Rob: How do you demonstrate your drop in income?

Steve: It’s determined from reference to your income in this same period last year. As an example: your business’ turnover has dropped by 50%. What the Code says is; you are still obliged to pay rental, but you’re entitled to reduce that rental in proportion to your drop in income. So you pay 50%, and of the other 50% at least half should be waived and the rest of the rental should be deferred (or loaned) by the landlord. The complicated part comes where the Code says that deferment must take place over the balance of the lease term or 24 months at a minimum.

R: None of this is in law yet, does this mean the landlords are legally able to continue how they have in the past?

S: We had a situation last week where a landlord said ‘your client has an obligation to pay full April rent because that’s what is in the lease, and there is no NSW law to say otherwise’.

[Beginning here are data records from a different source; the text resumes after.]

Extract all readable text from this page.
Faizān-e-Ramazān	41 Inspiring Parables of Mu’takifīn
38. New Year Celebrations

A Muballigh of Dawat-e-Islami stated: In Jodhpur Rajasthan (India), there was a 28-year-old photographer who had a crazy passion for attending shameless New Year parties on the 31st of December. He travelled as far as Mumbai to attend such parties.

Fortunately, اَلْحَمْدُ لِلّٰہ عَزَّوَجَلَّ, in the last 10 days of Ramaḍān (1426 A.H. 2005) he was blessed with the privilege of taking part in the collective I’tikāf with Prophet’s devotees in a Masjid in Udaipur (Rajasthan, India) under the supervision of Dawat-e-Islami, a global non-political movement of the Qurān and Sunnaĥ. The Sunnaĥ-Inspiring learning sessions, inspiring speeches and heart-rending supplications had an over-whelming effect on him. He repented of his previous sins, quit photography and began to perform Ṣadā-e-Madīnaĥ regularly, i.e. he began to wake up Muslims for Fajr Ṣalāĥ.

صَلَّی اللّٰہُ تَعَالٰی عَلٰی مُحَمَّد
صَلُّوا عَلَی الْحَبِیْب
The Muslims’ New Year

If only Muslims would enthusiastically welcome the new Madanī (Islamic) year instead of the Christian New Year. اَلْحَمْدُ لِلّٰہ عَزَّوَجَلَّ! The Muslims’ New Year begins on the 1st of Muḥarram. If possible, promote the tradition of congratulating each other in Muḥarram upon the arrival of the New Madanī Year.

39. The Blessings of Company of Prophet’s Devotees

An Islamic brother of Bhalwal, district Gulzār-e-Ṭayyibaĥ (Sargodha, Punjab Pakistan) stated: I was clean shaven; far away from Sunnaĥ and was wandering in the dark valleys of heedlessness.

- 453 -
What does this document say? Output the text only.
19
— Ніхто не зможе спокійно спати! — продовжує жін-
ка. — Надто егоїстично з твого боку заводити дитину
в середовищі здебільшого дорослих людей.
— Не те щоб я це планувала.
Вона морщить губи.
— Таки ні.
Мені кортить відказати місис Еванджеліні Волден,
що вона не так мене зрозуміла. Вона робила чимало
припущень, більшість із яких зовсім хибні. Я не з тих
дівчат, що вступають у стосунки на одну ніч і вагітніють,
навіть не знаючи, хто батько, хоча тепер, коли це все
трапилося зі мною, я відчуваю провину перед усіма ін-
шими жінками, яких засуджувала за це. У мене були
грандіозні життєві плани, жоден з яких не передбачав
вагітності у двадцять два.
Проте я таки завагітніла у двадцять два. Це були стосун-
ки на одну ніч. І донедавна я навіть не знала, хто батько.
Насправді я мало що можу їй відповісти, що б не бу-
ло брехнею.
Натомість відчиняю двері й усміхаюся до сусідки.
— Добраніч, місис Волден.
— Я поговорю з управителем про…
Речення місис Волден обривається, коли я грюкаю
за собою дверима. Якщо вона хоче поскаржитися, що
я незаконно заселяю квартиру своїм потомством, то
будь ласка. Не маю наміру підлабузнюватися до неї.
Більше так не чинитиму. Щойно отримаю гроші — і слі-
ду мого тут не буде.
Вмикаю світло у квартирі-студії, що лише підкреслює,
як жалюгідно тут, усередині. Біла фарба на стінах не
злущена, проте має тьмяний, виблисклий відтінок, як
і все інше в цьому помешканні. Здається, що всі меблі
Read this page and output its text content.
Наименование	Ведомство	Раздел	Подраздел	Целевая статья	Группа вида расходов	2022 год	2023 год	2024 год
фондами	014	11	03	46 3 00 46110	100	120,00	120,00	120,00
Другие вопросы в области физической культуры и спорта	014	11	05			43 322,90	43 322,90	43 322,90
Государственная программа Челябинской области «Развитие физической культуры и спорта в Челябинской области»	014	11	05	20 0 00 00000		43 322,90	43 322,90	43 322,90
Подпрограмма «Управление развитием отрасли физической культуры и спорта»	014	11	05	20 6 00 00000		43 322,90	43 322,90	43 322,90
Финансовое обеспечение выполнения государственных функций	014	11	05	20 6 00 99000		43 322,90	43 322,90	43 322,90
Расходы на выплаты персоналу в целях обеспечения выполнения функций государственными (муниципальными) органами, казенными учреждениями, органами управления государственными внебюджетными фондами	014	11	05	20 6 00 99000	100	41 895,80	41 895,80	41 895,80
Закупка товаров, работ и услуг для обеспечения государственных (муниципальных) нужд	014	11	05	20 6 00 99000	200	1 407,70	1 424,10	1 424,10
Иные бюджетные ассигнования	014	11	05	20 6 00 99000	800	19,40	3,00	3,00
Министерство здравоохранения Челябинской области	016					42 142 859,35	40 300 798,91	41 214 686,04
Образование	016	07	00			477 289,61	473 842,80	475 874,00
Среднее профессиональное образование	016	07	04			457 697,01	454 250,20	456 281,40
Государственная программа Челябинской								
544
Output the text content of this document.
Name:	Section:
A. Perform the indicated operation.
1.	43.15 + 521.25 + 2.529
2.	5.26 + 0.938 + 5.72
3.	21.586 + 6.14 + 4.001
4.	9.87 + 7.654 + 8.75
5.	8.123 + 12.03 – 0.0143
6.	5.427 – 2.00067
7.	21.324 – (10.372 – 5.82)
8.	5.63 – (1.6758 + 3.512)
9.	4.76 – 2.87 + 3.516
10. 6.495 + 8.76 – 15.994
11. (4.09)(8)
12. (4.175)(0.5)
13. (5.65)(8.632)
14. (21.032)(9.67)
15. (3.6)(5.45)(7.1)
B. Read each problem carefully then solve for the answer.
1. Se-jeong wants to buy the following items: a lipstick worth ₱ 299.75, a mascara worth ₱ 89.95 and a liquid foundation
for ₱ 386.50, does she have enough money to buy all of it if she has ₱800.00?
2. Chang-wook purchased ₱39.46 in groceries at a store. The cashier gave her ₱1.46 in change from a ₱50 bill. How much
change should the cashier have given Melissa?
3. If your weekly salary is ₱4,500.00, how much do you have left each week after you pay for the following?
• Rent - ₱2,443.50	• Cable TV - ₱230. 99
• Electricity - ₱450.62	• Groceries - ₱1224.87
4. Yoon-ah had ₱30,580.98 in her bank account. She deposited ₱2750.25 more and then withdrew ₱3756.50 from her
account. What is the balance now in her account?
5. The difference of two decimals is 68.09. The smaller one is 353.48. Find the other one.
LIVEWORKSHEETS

R: What do you do in that situation.

S: Well, what happened was 50% of the rent was paid, as a stated interim measure. We choose 50% for our negotiations so as to put something down that recognises an obligation, but also that recognises there should be consideration by the landlord and that it’s subject to the parties having dialogue around that.

R: In terms of the industry and something positive, are we seeing landlords and tenants working more closely together?

S: I think that they must. But there still needs to be some mindset changes, such as a mindset that all face rentals must rise. When that changes, we will start to see an appropriate shift and realisation of where things should be. There are landlords that are known for a strong partnering approach, and there are others that aren’t. I think we will now see more of the helpful kind appearing, where in the last 2 years there has been fewer of those.